Forces armées, crise politique et démocratie

samedi 22 mai 2010

Coup d’État réel ou virtuel ? Instauration d’un Directoire militaire ou d’un Comité militaire de salut public ? Ultimatum des forces armées qui exigent une feuille de route claire et crédible pour la Transition ? Instauration d’un gouvernement militaro-civil ? Finalement, refus de l’armée de participer à un gouvernement de manière institutionnelle. Une fois de plus, les forces armées se trouvent, involontairement ou volontairement impliquées dans une éventuelle solution d’une crise qui tend à s’éterniser.

Cette intrusion des militaires dans la vie politique commence à prendre un tour inquiétant pour l’avenir de la démocratie malgache. Le SeFaFi s’en était déjà inquiété dans son communiqué du 11 avril 2003 : « Militarisation et démocratisation » [1]. Il rappelait que, d’après le Statut des Militaires, « la disponibilité est la position du militaire qui, sur sa demande, a rompu temporairement son lien avec les Forces armées pour des raisons personnelles d’intérêt privé ou d’intérêt public ou pour l’exercice d’une fonction publique élective » (art. 79).

Depuis l’avènement de la Transition, la tendance des responsables de l’ensemble des Forces armées à s’immiscer dans la mêlée politique ne fait que s’aggraver. Parallèlement, des faits excessivement graves de corruption et de détournement de fonds publics ont été révélés au grand jour, sans que cela ne provoque la moindre action judiciaire et sanction militaire : et pourtant, ces faits concernent des officiers qui détiennent les plus hautes responsabilités au sein des Forces armées et du pouvoir civil.

Le 20 mai 2010, des échanges de tirs nourris ont eu lieu à Antananarivo (au Camp Fort-Duchesne) entre quelques éléments du FIGN d’une part, et l’EMMO-REG et le FIS d’autre part. Cet affrontement a fait des morts et des blessés des deux côtés. Même si les divergences entre les membres des forces armées ne sont plus un mystère, personne n’aurait imaginé une telle issue. Cela ne fait que ternir un peu plus l’image des forces armées auprès de la population : dans ces conditions, que penser de telles « forces de l’ordre », alors qu’elles devraient être le dernier rempart des droits des citoyens et de la démocratie ?

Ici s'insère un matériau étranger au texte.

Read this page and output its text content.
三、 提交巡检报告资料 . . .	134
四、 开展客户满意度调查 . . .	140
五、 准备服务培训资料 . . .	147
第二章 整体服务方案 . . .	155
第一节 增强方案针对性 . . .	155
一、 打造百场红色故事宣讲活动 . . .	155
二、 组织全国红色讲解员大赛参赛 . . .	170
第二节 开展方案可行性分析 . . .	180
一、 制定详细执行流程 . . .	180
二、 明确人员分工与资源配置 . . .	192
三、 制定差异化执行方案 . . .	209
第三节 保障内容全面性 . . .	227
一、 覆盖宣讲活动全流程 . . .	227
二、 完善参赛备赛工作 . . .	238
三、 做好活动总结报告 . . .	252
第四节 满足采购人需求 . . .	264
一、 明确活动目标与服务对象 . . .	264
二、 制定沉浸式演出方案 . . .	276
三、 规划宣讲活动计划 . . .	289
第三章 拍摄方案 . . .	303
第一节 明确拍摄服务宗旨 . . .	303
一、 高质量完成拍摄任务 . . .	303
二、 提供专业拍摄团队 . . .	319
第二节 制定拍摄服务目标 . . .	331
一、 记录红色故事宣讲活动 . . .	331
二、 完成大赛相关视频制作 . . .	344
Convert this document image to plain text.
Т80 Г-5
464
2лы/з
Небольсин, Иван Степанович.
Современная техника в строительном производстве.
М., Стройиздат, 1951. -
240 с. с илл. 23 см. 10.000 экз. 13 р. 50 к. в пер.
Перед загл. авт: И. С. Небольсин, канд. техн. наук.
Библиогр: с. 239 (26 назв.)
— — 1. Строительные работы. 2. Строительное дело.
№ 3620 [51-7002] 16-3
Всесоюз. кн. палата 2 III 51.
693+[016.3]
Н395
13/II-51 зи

A cet égard, le SeFaFi rappelle qu’il existe un principe universel, qui est celui de la primauté du pouvoir civil sur les militaires. Ce principe s’applique à tous les régimes, y compris ceux de transition.

Un bref historique

Les forces armées malgaches sont entrées en politique pour la première fois lors de la crise de mai 1972. Tout au long de la 1èreRépublique, l’armée s’en était tenue à ses missions républicaines de défense du territoire face à d’éventuelles agressions extérieures. La Grande Ile étant encore un pays sous-développé, l’armée avait été appelée à jouer un rôle majeur en matière de développement, avec notamment la création du Service civique.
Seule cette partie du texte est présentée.